A top Border Control official has blamed Democrats and journalists for the chaos in Minneapolis following the fatal shooting of two protesters by federal agents, but dodged questions on whether the agency bore responsibility for the tragedies.
It comes after Alex Pretti was killed while helping a fellow protester Saturday. Footage captured from multiple angles showed how the 37-year-old ICU nurse was sprayed in the face with mace before being thrown to the ground by officers before being beaten and ultimately shot multiple times.
At a press conference in Minneapolis on Sunday, Greg Bovino, commander-at-large of Border Patrol, said: “When politicians, community leaders and some journalists engage in that heated rhetoric we keep talking about, when they make the choice to vilify law enforcement, calling law enforcement names like Gestapo or using the term kidnapping, that is a choice that has made their actions and consequences that come from those choices.
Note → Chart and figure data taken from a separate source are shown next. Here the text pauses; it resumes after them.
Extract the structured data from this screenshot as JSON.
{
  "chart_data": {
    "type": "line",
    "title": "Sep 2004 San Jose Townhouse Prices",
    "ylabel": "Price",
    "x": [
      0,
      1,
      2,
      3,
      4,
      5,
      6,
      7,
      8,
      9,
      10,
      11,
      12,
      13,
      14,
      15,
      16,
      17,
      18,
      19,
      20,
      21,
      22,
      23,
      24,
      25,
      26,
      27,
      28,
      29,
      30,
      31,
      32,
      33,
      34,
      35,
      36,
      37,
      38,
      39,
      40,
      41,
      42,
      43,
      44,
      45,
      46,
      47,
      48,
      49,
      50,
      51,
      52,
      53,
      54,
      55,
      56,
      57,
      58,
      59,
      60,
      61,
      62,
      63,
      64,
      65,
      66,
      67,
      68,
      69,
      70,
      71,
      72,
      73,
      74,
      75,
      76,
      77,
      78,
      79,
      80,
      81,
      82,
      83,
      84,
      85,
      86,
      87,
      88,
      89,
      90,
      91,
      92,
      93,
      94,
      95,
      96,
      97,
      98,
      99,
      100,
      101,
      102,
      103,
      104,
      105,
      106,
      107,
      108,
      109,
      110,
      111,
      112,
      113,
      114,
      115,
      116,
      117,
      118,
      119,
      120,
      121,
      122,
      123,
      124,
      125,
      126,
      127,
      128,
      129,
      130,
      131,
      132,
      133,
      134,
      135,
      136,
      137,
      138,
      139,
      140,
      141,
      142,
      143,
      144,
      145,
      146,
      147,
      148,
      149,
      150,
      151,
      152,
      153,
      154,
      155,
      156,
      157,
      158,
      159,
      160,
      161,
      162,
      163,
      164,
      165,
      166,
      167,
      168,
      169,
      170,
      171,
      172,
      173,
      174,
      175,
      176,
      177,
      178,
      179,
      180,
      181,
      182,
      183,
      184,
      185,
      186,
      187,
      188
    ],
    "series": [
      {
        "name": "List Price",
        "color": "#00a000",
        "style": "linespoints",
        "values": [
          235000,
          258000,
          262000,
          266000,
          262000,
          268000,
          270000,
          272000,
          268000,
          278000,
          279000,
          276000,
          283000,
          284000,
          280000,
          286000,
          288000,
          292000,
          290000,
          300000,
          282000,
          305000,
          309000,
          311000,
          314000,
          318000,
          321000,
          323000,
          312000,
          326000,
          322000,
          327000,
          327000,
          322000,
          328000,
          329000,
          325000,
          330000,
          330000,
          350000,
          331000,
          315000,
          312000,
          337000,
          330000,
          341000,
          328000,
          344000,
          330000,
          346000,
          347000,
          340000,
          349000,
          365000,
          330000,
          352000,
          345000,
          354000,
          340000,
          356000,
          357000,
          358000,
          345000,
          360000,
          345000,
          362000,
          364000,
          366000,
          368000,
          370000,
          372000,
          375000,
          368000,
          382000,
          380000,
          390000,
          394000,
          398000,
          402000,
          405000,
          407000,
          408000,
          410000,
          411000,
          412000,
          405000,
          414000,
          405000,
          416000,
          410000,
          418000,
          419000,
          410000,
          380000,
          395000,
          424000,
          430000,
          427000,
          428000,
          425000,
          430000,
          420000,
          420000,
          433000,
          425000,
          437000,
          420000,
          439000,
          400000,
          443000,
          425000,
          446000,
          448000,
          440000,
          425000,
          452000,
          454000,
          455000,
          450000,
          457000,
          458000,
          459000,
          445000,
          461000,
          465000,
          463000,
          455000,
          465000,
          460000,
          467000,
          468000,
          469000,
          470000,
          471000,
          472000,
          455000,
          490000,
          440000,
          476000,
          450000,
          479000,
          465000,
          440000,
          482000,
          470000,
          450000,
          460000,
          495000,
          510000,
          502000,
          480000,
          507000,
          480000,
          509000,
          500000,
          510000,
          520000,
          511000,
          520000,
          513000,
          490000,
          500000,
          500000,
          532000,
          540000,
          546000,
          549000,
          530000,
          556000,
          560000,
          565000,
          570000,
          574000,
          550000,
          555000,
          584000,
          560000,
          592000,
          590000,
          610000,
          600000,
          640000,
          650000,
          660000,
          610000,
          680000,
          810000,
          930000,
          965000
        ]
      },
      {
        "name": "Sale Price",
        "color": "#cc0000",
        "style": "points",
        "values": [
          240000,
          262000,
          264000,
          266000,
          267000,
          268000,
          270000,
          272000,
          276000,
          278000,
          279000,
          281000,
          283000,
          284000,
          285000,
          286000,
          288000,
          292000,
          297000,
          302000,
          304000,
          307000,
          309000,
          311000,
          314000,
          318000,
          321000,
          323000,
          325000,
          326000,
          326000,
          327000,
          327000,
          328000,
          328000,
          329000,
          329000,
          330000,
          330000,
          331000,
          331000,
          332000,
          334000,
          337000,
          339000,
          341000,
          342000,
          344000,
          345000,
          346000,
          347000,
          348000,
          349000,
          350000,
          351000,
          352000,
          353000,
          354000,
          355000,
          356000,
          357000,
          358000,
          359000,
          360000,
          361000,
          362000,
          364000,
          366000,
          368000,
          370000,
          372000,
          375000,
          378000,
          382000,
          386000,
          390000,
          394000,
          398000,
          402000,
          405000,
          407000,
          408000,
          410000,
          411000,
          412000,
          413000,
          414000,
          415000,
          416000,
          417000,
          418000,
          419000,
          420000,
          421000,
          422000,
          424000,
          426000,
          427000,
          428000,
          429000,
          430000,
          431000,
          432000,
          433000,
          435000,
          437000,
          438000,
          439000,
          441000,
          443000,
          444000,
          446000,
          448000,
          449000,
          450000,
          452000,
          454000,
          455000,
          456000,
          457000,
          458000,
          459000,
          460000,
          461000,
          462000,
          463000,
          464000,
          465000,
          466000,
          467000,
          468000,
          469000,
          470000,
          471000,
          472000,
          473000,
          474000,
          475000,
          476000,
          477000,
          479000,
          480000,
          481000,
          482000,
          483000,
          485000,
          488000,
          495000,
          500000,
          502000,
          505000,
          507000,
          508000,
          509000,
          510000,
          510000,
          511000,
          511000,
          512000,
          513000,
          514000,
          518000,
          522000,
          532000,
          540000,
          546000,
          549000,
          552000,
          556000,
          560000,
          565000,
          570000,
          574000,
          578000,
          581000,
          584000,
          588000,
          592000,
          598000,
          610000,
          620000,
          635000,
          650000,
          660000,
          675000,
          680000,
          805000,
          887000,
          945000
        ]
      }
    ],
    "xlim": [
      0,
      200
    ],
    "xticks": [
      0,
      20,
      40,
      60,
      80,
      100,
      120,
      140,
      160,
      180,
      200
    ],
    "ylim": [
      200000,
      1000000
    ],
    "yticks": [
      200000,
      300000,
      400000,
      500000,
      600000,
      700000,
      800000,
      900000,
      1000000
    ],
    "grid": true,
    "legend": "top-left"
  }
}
“When someone chooses to listen to a politician, a so-called journalist, or a community leader that spouts that type of vilification towards law enforcement or anything else… there are consequences and actions there also, I think we saw that yesterday.”
The administration has accused Pretti, who was armed and had a conceal carry licence, of wanting to “assassinate” the federal agents, despite video showing that he did not draw his weapon at any point. His killing comes less than three weeks after 37-year-old poet Renee Nicole Good was also fatally shot by ICE agent Jonathan Ross, shortly after telling him “I’m not mad at you, dude.”
Seemingly referring to those two incidents, Bovino continued: “Those actions and choices can obviously have tragic consequences, bad outcomes, outcomes that law enforcement never wants to see.
“Law enforcement never wants to see a bad consequence due to a poor choice.”
However, when asked if he or the Department of Homeland Security intended to take any responsibility for the fatal shootings, Bovino dodged the question, describing Pretti and Good as “suspects” who “assault, delay, obstruct or threaten a law enforcement officer's life.”
“It goes back to the choices that we just talked about when individuals make poor choices, poor decisions, come into a law enforcement situation, an active law enforcement situation conspire to come into that situation,” he said.
Asked if Pretti was unarmed when he was shot – since video appears to show one agent removing his weapon before another opens fire – Bovino said: “The investigation is going to uncover all those facts.”
The Independent has contacted U.S. Custom and Border Patrol for comment on Bovino’s remarks.

Meanwhile, Minnesota Governor Tim Walz gave his own press briefing in which he blasted the administration’s handling of the situation.
“You heard the most powerful people in this country… sullying [Pretti’s] name within minutes of this event happening and then closing the crime scene, sweeping away the evidence, defying a court order and not allowing anyone to look at it,” Walz said.

“This is not we need to see both sides. This is basic human decency. This family has gone through enough. And to have the most powerful man in the world drag their dead son with absolutely no evidence and gaslight the entire country. This is enough.”
He said: “We're no longer having a political debate. We're having a moral debate."
On Sunday afternoon, President Donald Trump posted a long message on social media calling on Walz and other Democratic leaders in Minnesota to cooperate with ICE. He also called for legislation to end sanctuary cities, where local authorities limit cooperation with immigration authorities.
Earlier his first predecessor as president, Barack Obama, spoke out about the latest killing by federal agents, saying “many of our core values as a nation are increasingly under assault” and labeling the shooting “a wake-up call to every American.”
He wrote: “Federal law enforcement and immigration agents have a tough job. But Americans expect them to carry out their duties in a lawful, accountable way, and to work with, rather than against, state and local officials to ensure public safety.
“That's not what we're seeing in Minnesota. In fact, we're seeing the opposite. For weeks now, people across the country have been rightly outraged by the spectacle of masked ICE recruits and other federal agents acting with impunity and engaging in tactics that seem designed to intimidate, harass, provoke and endanger the residents of a major American city.
“This has to stop.”
Later another former Democratic president, Bill Clinton, called the shooting “unacceptable,” saying: “Over the course of a lifetime, we face only a few moments where the decisions we make and the actions we take will shape our history for years to come. This is one of them.”
He wrote: “To make matters even worse, at every turn, the people in charge have lied to us, told us not to believe what we’ve seen with our own eyes, and pushed increasingly aggressive and antagonistic tactics, including impeding investigations by local authorities.”